09.28.2015

MiFID II: Now For the Hard Part

09.28.2015
Shanny Basar

It is said that the devil is in the details, and this well-worn idiom is expected to prove true in the case of Market in Financial Instruments Directive II.

Most every market participant would support — conceptually — improving the function of financial markets and strengthening investor protection. But the system won’t move from the broad aims of MiFID II to full implementation without scores of details, and it’s the details that will prove nettlesome.

The European Securities and Markets Authority on Monday essentially waved the green flag in the race to full-on MiFID II preparation, when it published final technical standards. “Esma’s TS translate how the legislation will apply in practice to market participants, market infrastructures and national supervisors,” Esma said in a release.

With the details unveiled — two months later than previously due — it’s now a 15-month sprint to the MiFID II enforcement date of Jan. 3, 2017.

“Some investment firms have spent many hours preparing their implementation strategies, but have been unable to make any final commitment due to the delay in the release of the final Regulatory Technical Standards,” said Steve French, director of product strategy at Traiana.

Now, market participants are “in a position to finalise the services they can offer and their vendor-selection processes for the activities they cannot fully own themselves,” French said. “This will include the selection of Approved Reporting Mechanisms (ARMs) for Transaction Reporting and Approved Publication Arrangements (APAs) for trade publication. Investment firms and service providers will be working on their respective IT builds in order to be ready for the January 2017 deadline.”

MiFID II is meant to increase market transparency, efficiency and safety. The main thrust is to bring the majority of non-equity products into a robust regulatory regime and move a significant part of OTC trading onto regulated platforms. Specific rules center around commodity derivatives position limits; closer oversight on high-frequency-trading, non-discriminatory access to central counterparties, trading venues and benchmarks; extended thresholds for pre- and post-trade transparency regimes; new reporting requirements for commodity derivatives; and improved disclosure regarding trade execution.

Harald Collet, Bloomberg Vault

Harald Collet, Bloomberg Vault

January 2017 may seem like a long way off, but market participants may need every second of that time to get ready.

Europe is not ready to meet MiFID II’s record-keeping and trade reconstruction requirements. That’s according to Harald Collet, global head of Bloomberg Vault, the data-management service of Bloomberg LP.

Collet told Markets Media: “In Europe there is a low level of readiness for the 2017 deadline and in a recent survey we found that only 4% of firms were ready to meet the MiFID II record-keeping and trade reconstruction requirements.”

In the U.S., the Commodity Futures Trading Commission’s trade reconstruction rules came into force in 2012 and required swap entities to be able to produce a complete reconstruction of a trade within 72 hours of a regulatory request.

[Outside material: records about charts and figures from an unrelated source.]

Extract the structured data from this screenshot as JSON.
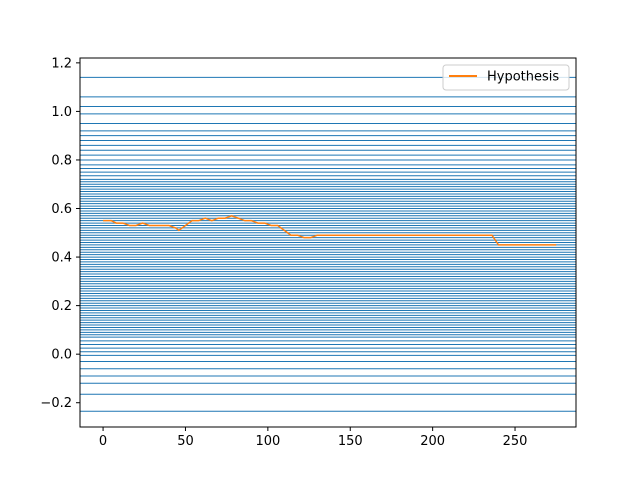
{
  "chart_data": {
    "type": "line",
    "title": "",
    "xlabel": "",
    "ylabel": "",
    "xlim": [
      -14,
      287
    ],
    "ylim": [
      -0.3,
      1.22
    ],
    "x_ticks": [
      0,
      50,
      100,
      150,
      200,
      250
    ],
    "y_ticks": [
      -0.2,
      0.0,
      0.2,
      0.4,
      0.6,
      0.8,
      1.0,
      1.2
    ],
    "x_tick_labels": [
      "0",
      "50",
      "100",
      "150",
      "200",
      "250"
    ],
    "y_tick_labels": [
      "−0.2",
      "0.0",
      "0.2",
      "0.4",
      "0.6",
      "0.8",
      "1.0",
      "1.2"
    ],
    "grid": false,
    "legend": {
      "placement": "top-right",
      "entries": [
        {
          "label": "Hypothesis",
          "color": "#ff7f0e"
        }
      ]
    },
    "horizontal_lines": {
      "color": "#1f77b4",
      "y": [
        1.14,
        1.06,
        1.02,
        0.99,
        0.95,
        0.92,
        0.9,
        0.88,
        0.86,
        0.84,
        0.82,
        0.8,
        0.78,
        0.765,
        0.75,
        0.735,
        0.72,
        0.71,
        0.7,
        0.69,
        0.68,
        0.67,
        0.66,
        0.65,
        0.64,
        0.63,
        0.62,
        0.61,
        0.6,
        0.59,
        0.58,
        0.57,
        0.56,
        0.55,
        0.54,
        0.53,
        0.52,
        0.51,
        0.5,
        0.49,
        0.48,
        0.47,
        0.46,
        0.45,
        0.44,
        0.43,
        0.42,
        0.41,
        0.4,
        0.39,
        0.38,
        0.37,
        0.36,
        0.35,
        0.34,
        0.33,
        0.32,
        0.31,
        0.3,
        0.29,
        0.28,
        0.27,
        0.26,
        0.25,
        0.24,
        0.23,
        0.22,
        0.21,
        0.2,
        0.19,
        0.18,
        0.17,
        0.16,
        0.15,
        0.14,
        0.13,
        0.12,
        0.11,
        0.1,
        0.09,
        0.08,
        0.07,
        0.055,
        0.04,
        0.025,
        0.01,
        -0.005,
        -0.03,
        -0.06,
        -0.09,
        -0.12,
        -0.165,
        -0.235
      ]
    },
    "series": [
      {
        "name": "Hypothesis",
        "color": "#ff7f0e",
        "x": [
          0,
          5,
          8,
          12,
          16,
          20,
          24,
          28,
          32,
          36,
          40,
          44,
          46,
          50,
          54,
          58,
          62,
          66,
          70,
          74,
          78,
          82,
          86,
          90,
          94,
          98,
          102,
          106,
          110,
          114,
          118,
          122,
          126,
          130,
          134,
          138,
          150,
          175,
          200,
          225,
          236,
          240,
          244,
          250,
          260,
          275
        ],
        "y": [
          0.55,
          0.55,
          0.54,
          0.54,
          0.53,
          0.53,
          0.54,
          0.53,
          0.53,
          0.53,
          0.53,
          0.52,
          0.51,
          0.53,
          0.55,
          0.55,
          0.56,
          0.55,
          0.56,
          0.56,
          0.57,
          0.56,
          0.55,
          0.55,
          0.54,
          0.54,
          0.53,
          0.53,
          0.51,
          0.49,
          0.49,
          0.48,
          0.48,
          0.49,
          0.49,
          0.49,
          0.49,
          0.49,
          0.49,
          0.49,
          0.49,
          0.45,
          0.45,
          0.45,
          0.45,
          0.45
        ]
      }
    ]
  }
}
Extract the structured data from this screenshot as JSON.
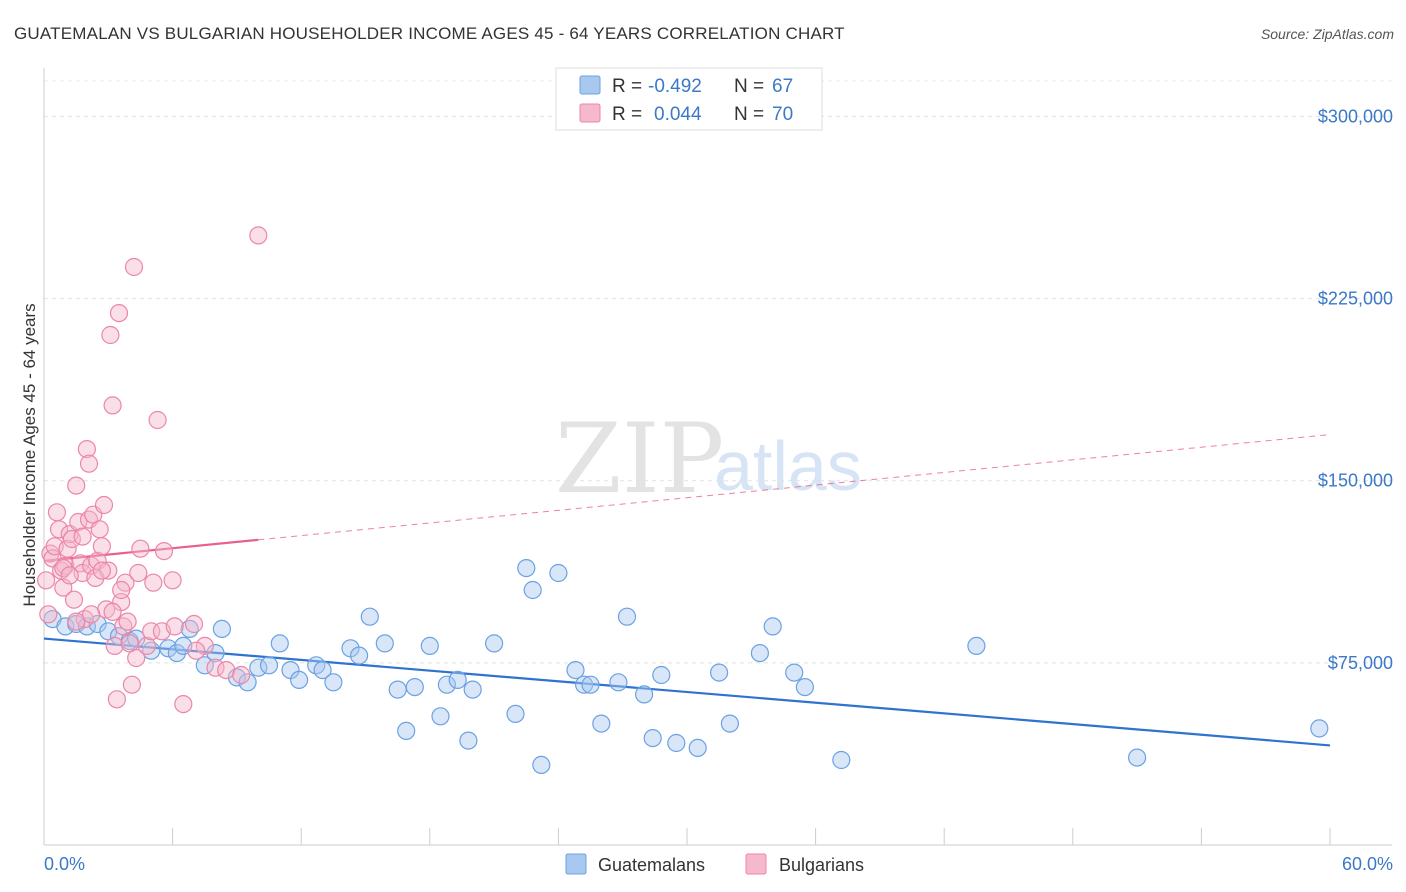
{
  "title": "GUATEMALAN VS BULGARIAN HOUSEHOLDER INCOME AGES 45 - 64 YEARS CORRELATION CHART",
  "source": "Source: ZipAtlas.com",
  "watermark": {
    "zip": "ZIP",
    "atlas": "atlas"
  },
  "legend": {
    "rows": [
      {
        "r_label": "R = ",
        "r_value": "-0.492",
        "n_label": "N = ",
        "n_value": "67",
        "color": "#a9c8f0"
      },
      {
        "r_label": "R = ",
        "r_value": "0.044",
        "n_label": "N = ",
        "n_value": "70",
        "color": "#f5b8cc"
      }
    ]
  },
  "bottom_legend": [
    {
      "label": "Guatemalans",
      "color": "#a9c8f0"
    },
    {
      "label": "Bulgarians",
      "color": "#f5b8cc"
    }
  ],
  "chart_data": {
    "type": "scatter",
    "ylabel": "Householder Income Ages 45 - 64 years",
    "xlim": [
      0,
      60
    ],
    "ylim": [
      0,
      315000
    ],
    "y_ticks": [
      {
        "value": 75000,
        "label": "$75,000"
      },
      {
        "value": 150000,
        "label": "$150,000"
      },
      {
        "value": 225000,
        "label": "$225,000"
      },
      {
        "value": 300000,
        "label": "$300,000"
      }
    ],
    "x_tick_labels": {
      "min": "0.0%",
      "max": "60.0%"
    },
    "grid": true,
    "series": [
      {
        "name": "Guatemalans",
        "color": "#6aa2e4",
        "fill": "#a9c8f0",
        "line_color": "#2f72d0",
        "trend": {
          "x0": 0,
          "y0": 85000,
          "x1": 60,
          "y1": 41000,
          "dashed_from": null
        },
        "points": [
          [
            0.4,
            93000
          ],
          [
            1.0,
            90000
          ],
          [
            1.5,
            91000
          ],
          [
            2.0,
            90000
          ],
          [
            2.5,
            91000
          ],
          [
            3.0,
            88000
          ],
          [
            3.5,
            86000
          ],
          [
            4.0,
            84000
          ],
          [
            4.3,
            85000
          ],
          [
            5.0,
            80000
          ],
          [
            5.8,
            81000
          ],
          [
            6.2,
            79000
          ],
          [
            6.8,
            89000
          ],
          [
            6.5,
            82000
          ],
          [
            7.5,
            74000
          ],
          [
            8.0,
            79000
          ],
          [
            8.3,
            89000
          ],
          [
            9.0,
            69000
          ],
          [
            9.5,
            67000
          ],
          [
            10.0,
            73000
          ],
          [
            10.5,
            74000
          ],
          [
            11.0,
            83000
          ],
          [
            11.5,
            72000
          ],
          [
            11.9,
            68000
          ],
          [
            12.7,
            74000
          ],
          [
            13.0,
            72000
          ],
          [
            13.5,
            67000
          ],
          [
            14.3,
            81000
          ],
          [
            14.7,
            78000
          ],
          [
            15.2,
            94000
          ],
          [
            15.9,
            83000
          ],
          [
            16.5,
            64000
          ],
          [
            16.9,
            47000
          ],
          [
            17.3,
            65000
          ],
          [
            18.0,
            82000
          ],
          [
            18.5,
            53000
          ],
          [
            18.8,
            66000
          ],
          [
            19.3,
            68000
          ],
          [
            19.8,
            43000
          ],
          [
            20.0,
            64000
          ],
          [
            21.0,
            83000
          ],
          [
            22.0,
            54000
          ],
          [
            22.5,
            114000
          ],
          [
            22.8,
            105000
          ],
          [
            23.2,
            33000
          ],
          [
            24.0,
            112000
          ],
          [
            24.8,
            72000
          ],
          [
            25.2,
            66000
          ],
          [
            25.5,
            66000
          ],
          [
            26.0,
            50000
          ],
          [
            26.8,
            67000
          ],
          [
            27.2,
            94000
          ],
          [
            28.0,
            62000
          ],
          [
            28.4,
            44000
          ],
          [
            28.8,
            70000
          ],
          [
            29.5,
            42000
          ],
          [
            30.5,
            40000
          ],
          [
            31.5,
            71000
          ],
          [
            32.0,
            50000
          ],
          [
            33.4,
            79000
          ],
          [
            34.0,
            90000
          ],
          [
            35.0,
            71000
          ],
          [
            35.5,
            65000
          ],
          [
            37.2,
            35000
          ],
          [
            43.5,
            82000
          ],
          [
            51.0,
            36000
          ],
          [
            59.5,
            48000
          ]
        ]
      },
      {
        "name": "Bulgarians",
        "color": "#ec86a8",
        "fill": "#f5b8cc",
        "line_color": "#e8608e",
        "trend": {
          "x0": 0,
          "y0": 117000,
          "x1": 60,
          "y1": 169000,
          "dashed_from": 10
        },
        "points": [
          [
            0.1,
            109000
          ],
          [
            0.2,
            95000
          ],
          [
            0.3,
            120000
          ],
          [
            0.4,
            118000
          ],
          [
            0.5,
            123000
          ],
          [
            0.6,
            137000
          ],
          [
            0.7,
            130000
          ],
          [
            0.8,
            113000
          ],
          [
            0.9,
            106000
          ],
          [
            1.0,
            115000
          ],
          [
            1.1,
            122000
          ],
          [
            1.2,
            128000
          ],
          [
            1.3,
            126000
          ],
          [
            1.4,
            101000
          ],
          [
            1.5,
            148000
          ],
          [
            1.6,
            133000
          ],
          [
            1.7,
            116000
          ],
          [
            1.8,
            112000
          ],
          [
            1.9,
            93000
          ],
          [
            2.0,
            163000
          ],
          [
            2.1,
            134000
          ],
          [
            2.2,
            115000
          ],
          [
            2.3,
            136000
          ],
          [
            2.4,
            110000
          ],
          [
            2.5,
            117000
          ],
          [
            2.6,
            130000
          ],
          [
            2.7,
            123000
          ],
          [
            2.8,
            140000
          ],
          [
            2.9,
            97000
          ],
          [
            3.0,
            113000
          ],
          [
            3.1,
            210000
          ],
          [
            3.2,
            181000
          ],
          [
            3.3,
            82000
          ],
          [
            3.4,
            60000
          ],
          [
            3.5,
            219000
          ],
          [
            3.6,
            100000
          ],
          [
            3.7,
            90000
          ],
          [
            3.8,
            108000
          ],
          [
            3.9,
            92000
          ],
          [
            4.0,
            83000
          ],
          [
            4.2,
            238000
          ],
          [
            4.3,
            77000
          ],
          [
            4.5,
            122000
          ],
          [
            4.8,
            82000
          ],
          [
            5.0,
            88000
          ],
          [
            5.3,
            175000
          ],
          [
            5.6,
            121000
          ],
          [
            6.0,
            109000
          ],
          [
            6.5,
            58000
          ],
          [
            7.0,
            91000
          ],
          [
            7.5,
            82000
          ],
          [
            8.0,
            73000
          ],
          [
            8.5,
            72000
          ],
          [
            9.2,
            70000
          ],
          [
            10.0,
            251000
          ],
          [
            1.5,
            92000
          ],
          [
            2.1,
            157000
          ],
          [
            3.2,
            96000
          ],
          [
            4.1,
            66000
          ],
          [
            4.4,
            112000
          ],
          [
            5.1,
            108000
          ],
          [
            5.5,
            88000
          ],
          [
            6.1,
            90000
          ],
          [
            7.1,
            80000
          ],
          [
            0.9,
            114000
          ],
          [
            1.8,
            127000
          ],
          [
            2.7,
            113000
          ],
          [
            3.6,
            105000
          ],
          [
            2.2,
            95000
          ],
          [
            1.2,
            111000
          ]
        ]
      }
    ]
  }
}
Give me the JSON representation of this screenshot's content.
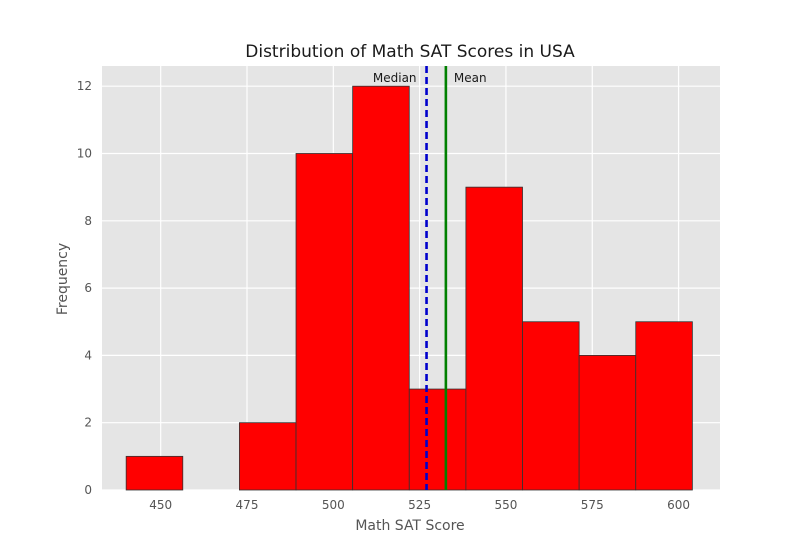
{
  "chart_data": {
    "type": "bar",
    "title": "Distribution of Math SAT Scores in USA",
    "xlabel": "Math SAT Score",
    "ylabel": "Frequency",
    "xlim": [
      433,
      612
    ],
    "ylim": [
      0,
      12.6
    ],
    "x_ticks": [
      450,
      475,
      500,
      525,
      550,
      575,
      600
    ],
    "y_ticks": [
      0,
      2,
      4,
      6,
      8,
      10,
      12
    ],
    "bins": [
      {
        "start": 440.0,
        "end": 456.4,
        "count": 1
      },
      {
        "start": 456.4,
        "end": 472.8,
        "count": 0
      },
      {
        "start": 472.8,
        "end": 489.2,
        "count": 2
      },
      {
        "start": 489.2,
        "end": 505.6,
        "count": 10
      },
      {
        "start": 505.6,
        "end": 522.0,
        "count": 12
      },
      {
        "start": 522.0,
        "end": 538.4,
        "count": 3
      },
      {
        "start": 538.4,
        "end": 554.8,
        "count": 9
      },
      {
        "start": 554.8,
        "end": 571.2,
        "count": 5
      },
      {
        "start": 571.2,
        "end": 587.6,
        "count": 4
      },
      {
        "start": 587.6,
        "end": 604.0,
        "count": 5
      }
    ],
    "bar_color": "#ff0000",
    "bar_edge_color": "#333333",
    "grid": true,
    "background_color": "#e5e5e5",
    "reference_lines": [
      {
        "label": "Median",
        "value": 527,
        "color": "#0000cc",
        "style": "dashed",
        "label_side": "left"
      },
      {
        "label": "Mean",
        "value": 532.6,
        "color": "#008000",
        "style": "solid",
        "label_side": "right"
      }
    ]
  }
}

That experience will help firms with their MiFID II preparation, but there are differences between the two rule sets.

For MiFID II, trade reconstructions needs to include structured records, such as counterparty and trade identifiers, as well as relevant unstructured records such as voice communications, electronic messages and social media. “Esma has been very specific on voice record-keeping, which has typically only been deployed for only a small amount of employees,” said Collet. “Now all communication – email, chats, voice as well as business documents and files – has to tied to a trade or a specific counterparty, which is extremely difficult.”

Structured records are also part of CFTC requirements but MiFID II impacts a much broader group of market participants and employees for record-keeping and reconstruction. The US regulations affect only swap dealers registered with the CFTC and the employees that are considered ‘associated persons’ under the Dodd-Frank Act.

“The record-keeping and market abuse prevention requirements from Esma are viewed as firm and clear,” Collet continued. “There may be additional fine-tuning such as time periods for record retention but the need for capturing data and ability to reconstruct events is inevitable.”

Collet noted more buy-side interest in regulatory readiness, rather than leaving it to the sell side, as investment managers feel pressure to demonstrate their own controls in prevent market abuse.

“MiFID II has lifted the bar for record-keeping and monitoring requirements and over the next 18 months there will be a tremendous rush to improve processes and systems,” Collet added.

The analysis techniques used to reconstruct trades can help monitor market abuse by identifying behaviours and communication patterns and one further is to identify potential market abuse before it happens.

Collet said: “The next stage is for the compliance analytics to be used to gain other business insights and value – e.g. trader performance, client coverage, sentiment analysis, and real-time analysis of market metrics, such as indications of interest, which are not acted upon.”